In 1987 the fastest car in the world didn't come from Ferrari, Lamborghini or Porsche. Though it looked like a Porsche, RUF's status as a manufacturer made the original CTR Yellowbird a model in its own right. Capable of 213 miles per hour at Nardo (officially, unofficially it could go even faster), the Yellowbird was an astonishing performer. Far from a one trick pony, the CTR was capable of an 8:05 Nordschleife lap thanks to upgraded suspension, brakes and lightweight aluminum bodywork.
Believe it or not, This is not a Porsche
This is not that car. This is a new sports car built and developed by RUF. Though powered by a RUF tuned variant of the familiar Porsche Mezger engine (producing some 700 HP and 649 lb-ft of torque), this new Yellowbird is completely technically distinct from any current Porsche model and the original CTR. This new car is built around a new Carbon Fiber tub developed in-house by RUF. The bodywork appears to be shared with last year's RUF-built 911 resto-mods which debuted at Geneva.
It features tubular steel front and rear crash structures with pushrod actuated suspension and center-lug variants of RUF's traditional Speedline wheels. Like the tub, the bodywork is also fully carbon fiber, which gives the all-new car a curb weight of 2640lbs. Surprisingly, all of these modern lightweight materials make the new car about 100 lbs heavier than the original, which featured a steel structure with aluminum bodywork. And while power is up more than 250 horsepower, the top speed has only increased marginally from 215 mph to 225 mph (still plenty damn fast). The 0-60 sprint is dispatched in 3.5 seconds or about two tenths faster than the 1987 original.
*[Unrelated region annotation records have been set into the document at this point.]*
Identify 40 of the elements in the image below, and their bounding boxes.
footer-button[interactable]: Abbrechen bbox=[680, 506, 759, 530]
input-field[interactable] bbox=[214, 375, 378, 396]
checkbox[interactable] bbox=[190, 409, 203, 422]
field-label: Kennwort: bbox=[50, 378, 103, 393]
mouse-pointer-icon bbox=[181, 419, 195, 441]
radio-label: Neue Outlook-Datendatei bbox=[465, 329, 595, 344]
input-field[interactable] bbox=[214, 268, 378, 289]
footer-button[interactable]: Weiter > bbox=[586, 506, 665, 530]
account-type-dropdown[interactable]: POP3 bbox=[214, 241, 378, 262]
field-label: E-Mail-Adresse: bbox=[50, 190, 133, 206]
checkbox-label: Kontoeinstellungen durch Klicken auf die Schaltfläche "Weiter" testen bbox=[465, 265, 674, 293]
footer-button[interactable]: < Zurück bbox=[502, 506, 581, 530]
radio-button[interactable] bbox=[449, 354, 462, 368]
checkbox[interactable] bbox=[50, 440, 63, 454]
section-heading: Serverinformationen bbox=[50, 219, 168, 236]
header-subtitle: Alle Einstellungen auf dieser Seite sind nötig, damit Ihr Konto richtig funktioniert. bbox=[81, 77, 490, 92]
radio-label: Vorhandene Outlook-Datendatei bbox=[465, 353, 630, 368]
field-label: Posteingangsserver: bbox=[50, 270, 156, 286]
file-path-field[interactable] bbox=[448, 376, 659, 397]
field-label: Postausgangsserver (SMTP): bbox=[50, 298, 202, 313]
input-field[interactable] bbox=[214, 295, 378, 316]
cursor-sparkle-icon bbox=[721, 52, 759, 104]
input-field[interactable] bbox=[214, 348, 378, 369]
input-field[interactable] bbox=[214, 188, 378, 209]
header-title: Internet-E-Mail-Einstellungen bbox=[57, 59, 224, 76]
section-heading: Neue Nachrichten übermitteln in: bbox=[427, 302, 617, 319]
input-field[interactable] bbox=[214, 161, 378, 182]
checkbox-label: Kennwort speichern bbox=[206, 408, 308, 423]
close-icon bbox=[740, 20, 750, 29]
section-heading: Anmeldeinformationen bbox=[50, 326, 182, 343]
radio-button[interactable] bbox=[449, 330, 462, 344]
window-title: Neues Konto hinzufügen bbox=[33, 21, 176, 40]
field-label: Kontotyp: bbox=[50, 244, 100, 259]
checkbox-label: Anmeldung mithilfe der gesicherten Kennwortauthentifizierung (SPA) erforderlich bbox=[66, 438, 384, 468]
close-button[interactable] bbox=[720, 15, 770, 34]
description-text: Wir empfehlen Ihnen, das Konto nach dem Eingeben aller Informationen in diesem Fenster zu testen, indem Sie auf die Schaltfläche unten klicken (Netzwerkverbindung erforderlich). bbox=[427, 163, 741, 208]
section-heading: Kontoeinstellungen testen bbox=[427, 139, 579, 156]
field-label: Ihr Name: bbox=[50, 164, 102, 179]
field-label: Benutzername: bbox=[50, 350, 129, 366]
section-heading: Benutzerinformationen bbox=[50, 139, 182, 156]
Obviously the numbers do not tell the whole story. The new car's sophisticated suspension and stiff structure may make this a much more civilized car than its predecessor. It's really hard to emphasize how far tire and damping technology have come in thirty years, and on balance it does appear that this car was not intended to be the record-smashing monster that its predecessor was.
Like the original, production will be limited to about thirty units (29 original CTRs were made by RUF, though more were converted from customer cars later). RUF is a registered automaker recognized by the NTHSA and EPA, so it is possible that some of these 750,000EUR/~$793,000USD cars will find their way stateside.